18.2 Promotigo may at any time assign, transfer, charge, sub-contract or deal with all or any of its rights or obligations under this Agreement.


Nothing in this Agreement is intended to or shall operate to create a partnership between the parties, or authorise either party to act as agent for the other, and neither party shall have the authority to act in the name or on behalf of or otherwise to bind the other in any way (including, but not limited to, the making of any representation or warranty, the assumption of any obligation or liability and the exercise of any right or power).harge, sub-contract or deal with all or any of its rights or obligations under this Agreement.


This Agreement does not confer any rights on any person or party (other than the parties to this Agreement and, where applicable, their successors and permitted assigns) pursuant to the Contracts (Rights of Third Parties) Act 1999.

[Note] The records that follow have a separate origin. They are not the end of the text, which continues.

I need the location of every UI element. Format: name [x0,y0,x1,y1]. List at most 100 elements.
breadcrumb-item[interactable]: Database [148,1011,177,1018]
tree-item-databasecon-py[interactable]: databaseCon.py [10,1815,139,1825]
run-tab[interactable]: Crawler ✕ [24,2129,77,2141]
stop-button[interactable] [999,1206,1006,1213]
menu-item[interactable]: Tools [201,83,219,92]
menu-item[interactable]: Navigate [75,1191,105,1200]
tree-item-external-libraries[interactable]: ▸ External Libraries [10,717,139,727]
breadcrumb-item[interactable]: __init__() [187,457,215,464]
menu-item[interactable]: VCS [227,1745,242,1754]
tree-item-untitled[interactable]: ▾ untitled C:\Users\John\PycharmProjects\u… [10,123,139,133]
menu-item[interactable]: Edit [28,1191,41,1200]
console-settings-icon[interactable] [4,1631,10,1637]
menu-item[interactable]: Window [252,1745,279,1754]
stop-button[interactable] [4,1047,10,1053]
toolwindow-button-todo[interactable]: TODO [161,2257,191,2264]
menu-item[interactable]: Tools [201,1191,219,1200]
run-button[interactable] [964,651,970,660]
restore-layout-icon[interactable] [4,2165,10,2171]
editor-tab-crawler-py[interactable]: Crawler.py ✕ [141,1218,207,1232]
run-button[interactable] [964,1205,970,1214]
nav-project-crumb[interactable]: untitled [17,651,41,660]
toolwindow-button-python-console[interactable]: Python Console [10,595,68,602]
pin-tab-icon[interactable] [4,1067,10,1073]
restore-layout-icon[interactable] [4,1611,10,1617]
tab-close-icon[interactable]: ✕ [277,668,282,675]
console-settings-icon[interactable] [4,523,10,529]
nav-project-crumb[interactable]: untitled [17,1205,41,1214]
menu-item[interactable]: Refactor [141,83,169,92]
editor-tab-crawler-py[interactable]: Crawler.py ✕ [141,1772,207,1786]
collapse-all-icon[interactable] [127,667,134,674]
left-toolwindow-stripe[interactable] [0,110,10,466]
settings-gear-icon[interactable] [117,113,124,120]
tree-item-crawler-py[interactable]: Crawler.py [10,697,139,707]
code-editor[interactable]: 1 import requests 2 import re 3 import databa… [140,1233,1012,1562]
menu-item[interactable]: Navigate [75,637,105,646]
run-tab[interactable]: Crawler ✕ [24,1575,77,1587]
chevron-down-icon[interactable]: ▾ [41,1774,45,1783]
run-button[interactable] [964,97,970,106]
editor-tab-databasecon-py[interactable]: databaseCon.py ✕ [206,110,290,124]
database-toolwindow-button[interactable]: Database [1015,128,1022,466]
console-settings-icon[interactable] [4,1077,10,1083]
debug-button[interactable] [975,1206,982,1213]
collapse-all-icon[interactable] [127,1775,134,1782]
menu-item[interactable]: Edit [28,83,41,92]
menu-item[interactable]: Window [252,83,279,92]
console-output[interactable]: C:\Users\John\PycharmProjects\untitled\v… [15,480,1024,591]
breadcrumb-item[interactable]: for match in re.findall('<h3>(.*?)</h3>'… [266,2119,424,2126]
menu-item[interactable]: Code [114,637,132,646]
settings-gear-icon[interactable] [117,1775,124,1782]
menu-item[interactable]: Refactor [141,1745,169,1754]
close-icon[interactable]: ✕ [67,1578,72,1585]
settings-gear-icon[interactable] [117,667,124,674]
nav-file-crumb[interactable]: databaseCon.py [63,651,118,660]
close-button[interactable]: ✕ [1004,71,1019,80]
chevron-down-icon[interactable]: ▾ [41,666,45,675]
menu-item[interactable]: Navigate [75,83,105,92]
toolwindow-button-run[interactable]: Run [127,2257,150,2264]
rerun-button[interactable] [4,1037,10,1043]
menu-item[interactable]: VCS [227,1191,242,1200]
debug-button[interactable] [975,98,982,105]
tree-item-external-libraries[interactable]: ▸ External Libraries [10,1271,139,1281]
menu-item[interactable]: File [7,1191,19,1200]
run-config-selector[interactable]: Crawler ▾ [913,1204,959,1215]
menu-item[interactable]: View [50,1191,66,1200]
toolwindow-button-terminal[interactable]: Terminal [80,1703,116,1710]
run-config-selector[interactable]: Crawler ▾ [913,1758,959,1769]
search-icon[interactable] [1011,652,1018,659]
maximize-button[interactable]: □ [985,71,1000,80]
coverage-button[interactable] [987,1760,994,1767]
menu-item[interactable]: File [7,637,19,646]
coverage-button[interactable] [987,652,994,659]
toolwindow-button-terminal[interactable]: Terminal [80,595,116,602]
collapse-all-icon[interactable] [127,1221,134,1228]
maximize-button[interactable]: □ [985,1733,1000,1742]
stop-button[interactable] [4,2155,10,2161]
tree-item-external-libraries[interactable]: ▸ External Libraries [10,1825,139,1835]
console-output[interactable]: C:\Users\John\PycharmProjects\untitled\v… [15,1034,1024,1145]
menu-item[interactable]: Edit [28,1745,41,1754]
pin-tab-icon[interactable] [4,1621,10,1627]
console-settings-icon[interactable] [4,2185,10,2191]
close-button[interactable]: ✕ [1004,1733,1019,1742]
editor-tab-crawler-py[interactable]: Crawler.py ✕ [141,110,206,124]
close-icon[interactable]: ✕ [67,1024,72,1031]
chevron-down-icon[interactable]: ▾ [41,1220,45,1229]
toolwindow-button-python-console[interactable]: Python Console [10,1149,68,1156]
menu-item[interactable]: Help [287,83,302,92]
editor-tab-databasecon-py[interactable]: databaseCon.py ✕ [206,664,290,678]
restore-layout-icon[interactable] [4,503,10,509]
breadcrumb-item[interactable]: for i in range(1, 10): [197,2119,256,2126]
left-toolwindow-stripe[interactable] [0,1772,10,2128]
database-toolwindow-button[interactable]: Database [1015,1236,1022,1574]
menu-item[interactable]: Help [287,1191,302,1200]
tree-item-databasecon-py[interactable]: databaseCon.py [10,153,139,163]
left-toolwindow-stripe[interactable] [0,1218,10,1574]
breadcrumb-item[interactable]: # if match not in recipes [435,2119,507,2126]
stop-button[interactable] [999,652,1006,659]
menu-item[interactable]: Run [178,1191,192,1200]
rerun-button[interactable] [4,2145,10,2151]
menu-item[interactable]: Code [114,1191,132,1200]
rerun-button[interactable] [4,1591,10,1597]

20.1 This Agreement and any dispute or claim arising out of or in connection with it or its subject matter or formation (including non-contractual disputes or claims) shall be governed by and construed in accordance with the laws of England and Wales.

20.2 Each party irrevocably agrees that the courts of England and Wales shall have exclusive jurisdiction to settle any dispute or claim arising out of or in connection with this Agreement or its subject matter or formation (including non-contractual disputes or claims).